The ‘quiet killers’: new regulation requires electric or hybrid vehicles to make more noise
Tue 15 Nov 2016
The U.S. Department of Transportation’s National Highway Traffic Safety Administration (NHTSA) has passed a new regulation which will require all electric and hybrid vehicles to make a noise by September 2019.
While the legislation does not specify the kind of sound the electric cars will need to make, it does suggest that the noise must be clearly audible when the vehicle is moving forward or in reverse at speeds up to 30 kilometres per hour (19 mph). At faster speeds, the sound alert is not required given that other factors, such as wind and tyre noise, provide adequate warning to pedestrians.
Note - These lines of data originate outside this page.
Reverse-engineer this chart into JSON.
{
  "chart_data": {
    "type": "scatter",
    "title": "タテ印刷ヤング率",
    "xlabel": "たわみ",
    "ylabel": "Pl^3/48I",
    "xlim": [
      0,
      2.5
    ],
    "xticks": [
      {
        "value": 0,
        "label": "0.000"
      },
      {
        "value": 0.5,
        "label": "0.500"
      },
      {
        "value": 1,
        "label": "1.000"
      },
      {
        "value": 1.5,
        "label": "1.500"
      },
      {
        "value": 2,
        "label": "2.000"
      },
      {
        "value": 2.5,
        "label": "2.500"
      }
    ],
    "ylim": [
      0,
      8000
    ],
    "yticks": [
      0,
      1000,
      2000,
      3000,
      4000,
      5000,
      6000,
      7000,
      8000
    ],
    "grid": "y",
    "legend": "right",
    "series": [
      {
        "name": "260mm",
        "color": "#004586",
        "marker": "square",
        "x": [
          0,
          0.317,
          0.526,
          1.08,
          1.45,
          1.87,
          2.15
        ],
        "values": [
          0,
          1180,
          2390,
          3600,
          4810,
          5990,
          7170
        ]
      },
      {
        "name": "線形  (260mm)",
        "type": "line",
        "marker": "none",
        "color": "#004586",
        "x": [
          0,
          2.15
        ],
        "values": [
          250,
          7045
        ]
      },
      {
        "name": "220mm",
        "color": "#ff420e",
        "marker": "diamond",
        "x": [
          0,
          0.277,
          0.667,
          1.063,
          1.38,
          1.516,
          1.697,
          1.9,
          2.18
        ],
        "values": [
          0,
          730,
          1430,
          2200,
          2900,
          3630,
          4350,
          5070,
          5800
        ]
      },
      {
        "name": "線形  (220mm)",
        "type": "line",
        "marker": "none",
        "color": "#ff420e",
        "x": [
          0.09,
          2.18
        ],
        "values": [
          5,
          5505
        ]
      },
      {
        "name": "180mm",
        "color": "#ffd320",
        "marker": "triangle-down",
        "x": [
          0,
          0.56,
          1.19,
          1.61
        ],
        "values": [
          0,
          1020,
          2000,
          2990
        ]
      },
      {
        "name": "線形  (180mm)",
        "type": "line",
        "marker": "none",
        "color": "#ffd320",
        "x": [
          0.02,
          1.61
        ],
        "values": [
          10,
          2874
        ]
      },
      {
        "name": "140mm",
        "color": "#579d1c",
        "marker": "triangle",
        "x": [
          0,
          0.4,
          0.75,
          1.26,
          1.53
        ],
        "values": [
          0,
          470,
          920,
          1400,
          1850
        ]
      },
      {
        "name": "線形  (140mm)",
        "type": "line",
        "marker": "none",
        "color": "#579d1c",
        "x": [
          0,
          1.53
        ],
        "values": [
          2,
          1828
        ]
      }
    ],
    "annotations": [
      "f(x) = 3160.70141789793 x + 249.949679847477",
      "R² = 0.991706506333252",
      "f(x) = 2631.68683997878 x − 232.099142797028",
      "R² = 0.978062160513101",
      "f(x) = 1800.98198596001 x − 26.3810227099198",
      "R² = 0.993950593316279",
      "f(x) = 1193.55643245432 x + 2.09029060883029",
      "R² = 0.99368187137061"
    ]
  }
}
Known as the ‘quiet car’ rule, the new law will only apply to four-wheeled vehicles with a gross weight below 10,000 pounds, meaning that two-wheeled models, such as the anticipated Vespa Elettrica, will be permitted to run silently.
‘This is a common-sense tool to help pedestrians — especially folks who are blind or have low vision — make their way safely,’ noted NHTSA administrator Mark Rosekind in the official NHTSA release.
‘With pedestrian fatalities on the rise, it is vitally important we take every action to protect the most vulnerable road users,’ he continued.
Once all hybrid vehicles are equipped with the sound alert, the NHTSA predicts that the development could help prevent around 2,400 injuries to pedestrians and cyclists every year in the U.S.
Commenting on the new process, Eric Bridges, executive director of the American council of the Blind, said: ‘This new safety standard moving forward will not just make our streets safer for blind and visually impaired Americans, but also serve as an additional safety cue for all pedestrians who share the streets with hybrid or electric vehicles.’
Auto-makers have until the 1st September 2019 to equip their electric and hybrid fleets with the necessary sound components in order to comply with the NHTSA rule. It is expected, however, that car companies will comply long before this proposed deadline. The Nissan Leaf, for example, is already installed with noise-making equipment.